Dingwen Tao, associate professor of intelligent systems engineering at the Luddy School of Informatics, Computing and Engineering, has received a 2022 Meta Research Award for $50,000.
Meta received 62 proposals from 47 universities around the world for its AI System Hardware/Software Codesign request for proposals. As lead investigator, Tao partnered with Tony Geng of the University of Rochester on the proposal, “Accelerating communication in DLRM via frequency-aware lossy compression.” It was one of just nine honored.
“It is a great honor to receive this Meta Research Award on AI System Hardware/Software Codesign,” Tao said. “It takes our research and software from the scientific community to the industrial world. I am excited to partner with Meta Research to explore how our compression technology can benefit production computing systems for world-class machine learning and artificial intelligence workloads.”
Meta AI teams use codesign to develop high-performance AI solutions for existing and future AI hardware. It has reached out to institutions to boost innovation and to support academics seeking to further explore codesign opportunities across a number of new dimensions.
“Dingwen is known for pursuing innovative research that elevates the understanding of what is possible and translates that to real-world use,” said Martin Swany, chair of ISE. “Being recognized by a tech giant such as Meta showcases the Luddy School’s difference-making faculty.
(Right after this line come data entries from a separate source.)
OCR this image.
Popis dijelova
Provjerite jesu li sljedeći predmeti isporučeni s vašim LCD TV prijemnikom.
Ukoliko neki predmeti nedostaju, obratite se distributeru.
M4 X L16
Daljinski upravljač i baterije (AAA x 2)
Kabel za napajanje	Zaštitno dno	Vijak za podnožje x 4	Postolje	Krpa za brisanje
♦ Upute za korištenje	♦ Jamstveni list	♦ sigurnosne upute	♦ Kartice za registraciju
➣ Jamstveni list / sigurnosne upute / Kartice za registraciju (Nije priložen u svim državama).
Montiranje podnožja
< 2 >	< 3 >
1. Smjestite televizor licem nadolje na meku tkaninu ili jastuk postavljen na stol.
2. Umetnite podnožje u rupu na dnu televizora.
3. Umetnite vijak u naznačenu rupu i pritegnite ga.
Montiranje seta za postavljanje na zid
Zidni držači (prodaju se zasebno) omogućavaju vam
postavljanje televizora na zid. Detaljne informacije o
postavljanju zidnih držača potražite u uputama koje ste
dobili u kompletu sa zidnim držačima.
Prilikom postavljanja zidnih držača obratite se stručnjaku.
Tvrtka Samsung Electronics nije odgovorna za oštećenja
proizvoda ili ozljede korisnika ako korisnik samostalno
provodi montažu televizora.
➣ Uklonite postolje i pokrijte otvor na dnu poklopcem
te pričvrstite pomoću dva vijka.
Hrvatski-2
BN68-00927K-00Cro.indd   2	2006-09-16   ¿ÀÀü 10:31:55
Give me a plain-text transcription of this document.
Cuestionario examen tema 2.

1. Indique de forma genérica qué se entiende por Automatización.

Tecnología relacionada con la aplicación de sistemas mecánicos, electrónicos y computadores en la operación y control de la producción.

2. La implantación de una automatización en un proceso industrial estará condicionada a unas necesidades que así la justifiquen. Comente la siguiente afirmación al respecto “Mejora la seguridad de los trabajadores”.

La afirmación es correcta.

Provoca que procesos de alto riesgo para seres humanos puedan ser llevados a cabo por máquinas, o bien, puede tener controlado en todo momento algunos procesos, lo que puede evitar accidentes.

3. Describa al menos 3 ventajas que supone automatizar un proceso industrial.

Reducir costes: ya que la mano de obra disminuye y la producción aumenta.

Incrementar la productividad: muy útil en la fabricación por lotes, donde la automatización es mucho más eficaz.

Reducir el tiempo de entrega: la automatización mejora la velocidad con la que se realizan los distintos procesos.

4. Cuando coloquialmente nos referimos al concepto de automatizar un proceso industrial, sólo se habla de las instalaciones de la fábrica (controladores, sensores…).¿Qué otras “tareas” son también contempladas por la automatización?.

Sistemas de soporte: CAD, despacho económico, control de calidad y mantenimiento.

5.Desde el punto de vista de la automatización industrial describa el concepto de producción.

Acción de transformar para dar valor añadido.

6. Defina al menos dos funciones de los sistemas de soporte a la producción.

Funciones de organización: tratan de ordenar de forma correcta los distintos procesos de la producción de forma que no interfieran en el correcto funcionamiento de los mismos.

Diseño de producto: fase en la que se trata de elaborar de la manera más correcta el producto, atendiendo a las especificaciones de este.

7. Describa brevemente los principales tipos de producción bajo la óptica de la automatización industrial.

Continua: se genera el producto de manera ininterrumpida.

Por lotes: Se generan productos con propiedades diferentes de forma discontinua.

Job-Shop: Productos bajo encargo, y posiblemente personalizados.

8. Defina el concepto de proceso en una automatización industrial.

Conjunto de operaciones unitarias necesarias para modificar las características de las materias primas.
It will facilitate future collaborations between Indiana University, the Luddy School and Meta. We are lucky to have him.”
Tao said Meta seeks to better determine which advertisements people will view by using Artificial Intelligence such as Deep Learning Recommendation Model to predict click-through rate. He said Meta is the leading company to do personalization recommendation, and that when you look at Facebook, it tries to target you with advertising it thinks you’ll like.
“If I buy something, maybe my friends or co-workers will buy it. Facebook wants to promote items to the same group of people with similar features.”
Tao said Facebook wants to know the chances that people will click on an advertisement and whether or not it should send advertisements to a certain group of people. The click-through rate is the key.
The DLRM needs constant updating. Doing that requires “a lot of time, resources and effort,” Tao said. It involves the use of hundreds of high-performance computing servers. Transmitting data to all those servers is time consuming.
“We can help accelerate the process and reduce the training time by using compression technique,” Tao said.
He added it takes about 10 hours of training, including an hour or two of data transmission, to update the DLRM. For larger terabyte datasets, each training could take a few weeks. There also can be long pre-process before each training session. The proposal could cut training time in half.
“We have built a very good compression software that can compress the data a lot and still maintain good information.,” Tao said. “Meta will fund us to help reduce the amount of data transferred between different computing servers.”